Sun (Stanford University Networks) Microsystems was founded in February 1981 by Stanford graduates Vinod Khosla, Andy Bechtolsheim, Scott McNealy, and Bill Joy. The idea for Sun was started by Khosla who realized the then untapped market for mid-priced workstations. He then managed to gain the support of Bechtelscheim who was developing a system based on the Motorola 68K processors. Sun was led during the first few years by Khosla, but his frugal managment style was not liked by Sun's backers and he was replaced by McNealy who remains CEO today.
Bechtolsheim's project at Stanford University would become the first workstations sold by Sun and it was a success from the beginning. Its success was increased with a $40 million OEM contract with Computervision and the opening of its European offices the following year.
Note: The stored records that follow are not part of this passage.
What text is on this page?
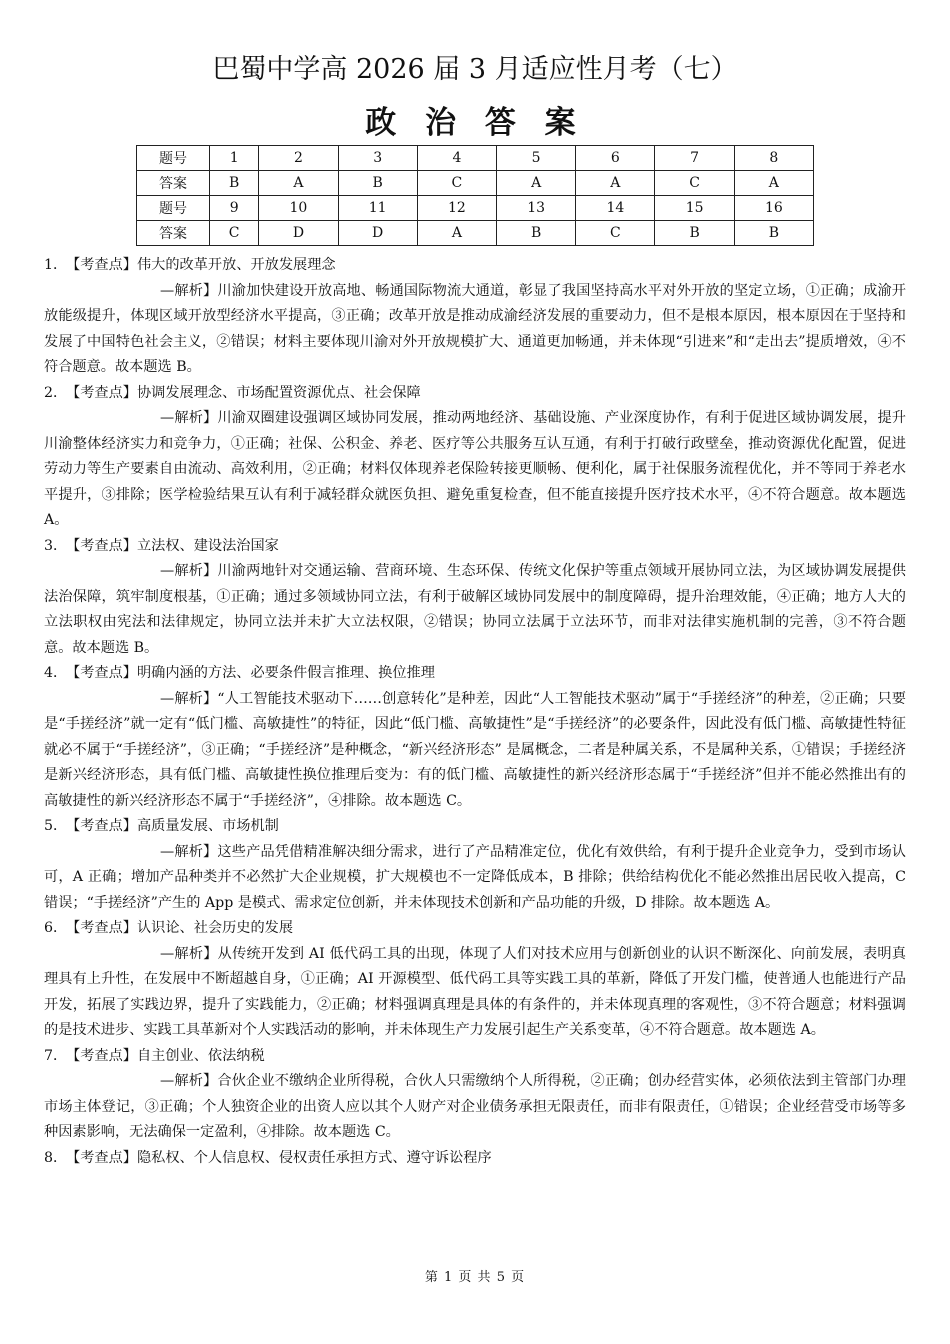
巴蜀中学高 2026 届 3 月适应性月考（七）
政 治 答 案
题号	1	2	3	4	5	6	7	8
答案	B	A	B	C	A	A	C	A
题号	9	10	11	12	13	14	15	16
答案	C	D	D	A	B	C	B	B
1．【考查点】伟大的改革开放、开放发展理念
—解析】川渝加快建设开放高地、畅通国际物流大通道，彰显了我国坚持高水平对外开放的坚定立场，①正确；成渝开放能级提升，体现区域开放型经济水平提高，③正确；改革开放是推动成渝经济发展的重要动力，但不是根本原因，根本原因在于坚持和发展了中国特色社会主义，②错误；材料主要体现川渝对外开放规模扩大、通道更加畅通，并未体现“引进来”和“走出去”提质增效，④不符合题意。故本题选 B。
2．【考查点】协调发展理念、市场配置资源优点、社会保障
—解析】川渝双圈建设强调区域协同发展，推动两地经济、基础设施、产业深度协作，有利于促进区域协调发展，提升川渝整体经济实力和竞争力，①正确；社保、公积金、养老、医疗等公共服务互认互通，有利于打破行政壁垒，推动资源优化配置，促进劳动力等生产要素自由流动、高效利用，②正确；材料仅体现养老保险转接更顺畅、便利化，属于社保服务流程优化，并不等同于养老水平提升，③排除；医学检验结果互认有利于减轻群众就医负担、避免重复检查，但不能直接提升医疗技术水平，④不符合题意。故本题选 A。
3．【考查点】立法权、建设法治国家
—解析】川渝两地针对交通运输、营商环境、生态环保、传统文化保护等重点领域开展协同立法，为区域协调发展提供法治保障，筑牢制度根基，①正确；通过多领域协同立法，有利于破解区域协同发展中的制度障碍，提升治理效能，④正确；地方人大的立法职权由宪法和法律规定，协同立法并未扩大立法权限，②错误；协同立法属于立法环节，而非对法律实施机制的完善，③不符合题意。故本题选 B。
4．【考查点】明确内涵的方法、必要条件假言推理、换位推理
—解析】“人工智能技术驱动下……创意转化”是种差，因此“人工智能技术驱动”属于“手搓经济”的种差，②正确；只要是“手搓经济”就一定有“低门槛、高敏捷性”的特征，因此“低门槛、高敏捷性”是“手搓经济”的必要条件，因此没有低门槛、高敏捷性特征就必不属于“手搓经济”，③正确；“手搓经济”是种概念，“新兴经济形态” 是属概念，二者是种属关系，不是属种关系，①错误；手搓经济是新兴经济形态，具有低门槛、高敏捷性换位推理后变为：有的低门槛、高敏捷性的新兴经济形态属于“手搓经济”但并不能必然推出有的高敏捷性的新兴经济形态不属于“手搓经济”，④排除。故本题选 C。
5．【考查点】高质量发展、市场机制
—解析】这些产品凭借精准解决细分需求，进行了产品精准定位，优化有效供给，有利于提升企业竞争力，受到市场认可，A 正确；增加产品种类并不必然扩大企业规模，扩大规模也不一定降低成本，B 排除；供给结构优化不能必然推出居民收入提高，C 错误；“手搓经济”产生的 App 是模式、需求定位创新，并未体现技术创新和产品功能的升级，D 排除。故本题选 A。
6．【考查点】认识论、社会历史的发展
—解析】从传统开发到 AI 低代码工具的出现，体现了人们对技术应用与创新创业的认识不断深化、向前发展，表明真理具有上升性，在发展中不断超越自身，①正确；AI 开源模型、低代码工具等实践工具的革新，降低了开发门槛，使普通人也能进行产品开发，拓展了实践边界，提升了实践能力，②正确；材料强调真理是具体的有条件的，并未体现真理的客观性，③不符合题意；材料强调的是技术进步、实践工具革新对个人实践活动的影响，并未体现生产力发展引起生产关系变革，④不符合题意。故本题选 A。
7．【考查点】自主创业、依法纳税
—解析】合伙企业不缴纳企业所得税，合伙人只需缴纳个人所得税，②正确；创办经营实体，必须依法到主管部门办理市场主体登记，③正确；个人独资企业的出资人应以其个人财产对企业债务承担无限责任，而非有限责任，①错误；企业经营受市场等多种因素影响，无法确保一定盈利，④排除。故本题选 C。
8．【考查点】隐私权、个人信息权、侵权责任承担方式、遵守诉讼程序
第 1 页 共 5 页
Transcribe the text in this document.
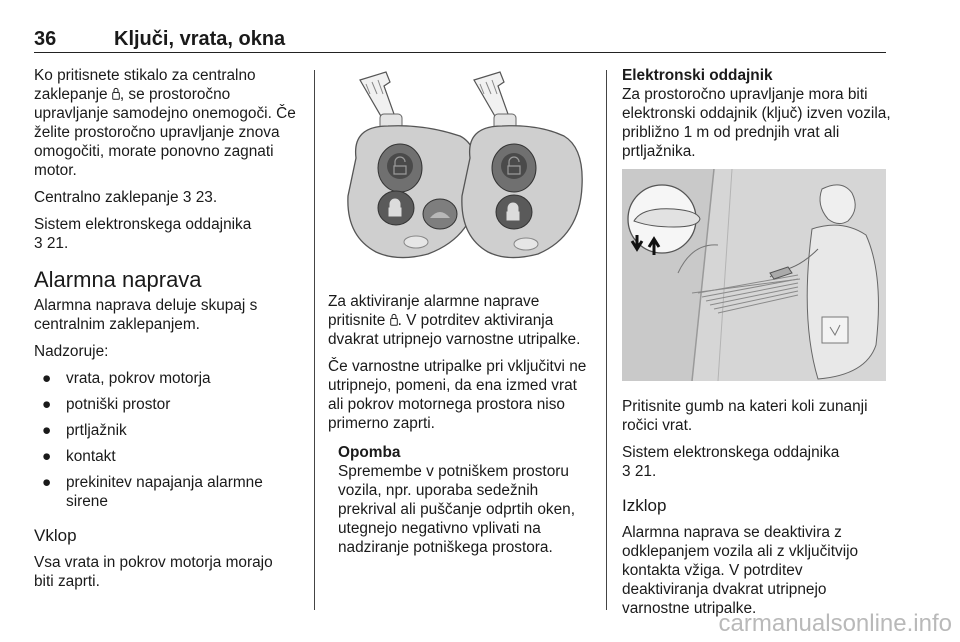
36	Ključi, vrata, okna

Ko pritisnete stikalo za centralno zaklepanje , se prostoročno upravljanje samodejno onemogoči. Če želite prostoročno upravljanje znova omogočiti, morate ponovno zagnati motor.

Centralno zaklepanje 3 23.

Sistem elektronskega oddajnika
3 21.

Alarmna naprava

Alarmna naprava deluje skupaj s centralnim zaklepanjem.

Nadzoruje:

● vrata, pokrov motorja
● potniški prostor
● prtljažnik
● kontakt
● prekinitev napajanja alarmne sirene
Vklop

Vsa vrata in pokrov motorja morajo biti zaprti.

Za aktiviranje alarmne naprave pritisnite . V potrditev aktiviranja dvakrat utripnejo varnostne utripalke.

Če varnostne utripalke pri vključitvi ne utripnejo, pomeni, da ena izmed vrat ali pokrov motornega prostora niso primerno zaprti.

Opomba
Spremembe v potniškem prostoru vozila, npr. uporaba sedežnih prekrival ali puščanje odprtih oken, utegnejo negativno vplivati na nadziranje potniškega prostora.
Elektronski oddajnik

Za prostoročno upravljanje mora biti elektronski oddajnik (ključ) izven vozila, približno 1 m od prednjih vrat ali prtljažnika.

Pritisnite gumb na kateri koli zunanji ročici vrat.

Sistem elektronskega oddajnika
3 21.

Izklop

Alarmna naprava se deaktivira z odklepanjem vozila ali z vključitvijo kontakta vžiga. V potrditev deaktiviranja dvakrat utripnejo varnostne utripalke.

carmanualsonline.info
The next year one of the most significant Unix technologies was developed, NFS, and released free-of-charge (Sun created, and marketed PC-NFS a few years later).
By 1988 Sun's revenues had surpassed $1 billion and it was the fastest growing company in the Silicon Valley. Within the past 6 years, the company that everyone thought would fail had become the de facto leader in the workstation industry, and formed an alliance with AT&T to create their own Unix release, SunOS (Now part of the Solaris Operating Enviroment). Sun had also created NeWS, a Postscript-based windowing system as a compeditor to the X Window System as the Unix GUI standard.
Despite the high sales of its Motorola based processors, by the late 1980s it was obvious that the the 68K series was becoming obsolete. To combat this Bechtelscheim went to the Sun board of directors to convince them to allow him to develop a new, extremely scalable processor. After a long conflict, including the idea to use Intel processors almost causing Andy to leave, he was given to go ahead to develop what became the 64-bit, RISC SPARC processor.
The result were first unleashed to the public in 1989 with the first, "pizza box" system, the SPARCStation 1 taking the lead in RISC systems by the following year. In 1993 the company went public on the Standard & Poor 500 making many people very rich.
However, it is probably the 1995 release of Java that Sun is know by most for. The "Write Once, Run Anywhere" idea of Java is not the first, although it sure as heck unleashed a load of annoying Java applets on the Internet (Speaking of the Internet, it partnered with Netscape in 1999 to provide messaging solutions). The same year also ends the SPARCStations with the relase of the UltraSPARC processors (Now at UltraSPARC III).
Sun is still a growing company with offices in 170 nations and is worth $18.25 billion. The company, especially Scott McNealy, is an hardcore opponent of Microsoft who has more than once attempted to sabotage the Java programming language (i.e. Visual J) and is often sued by Sun.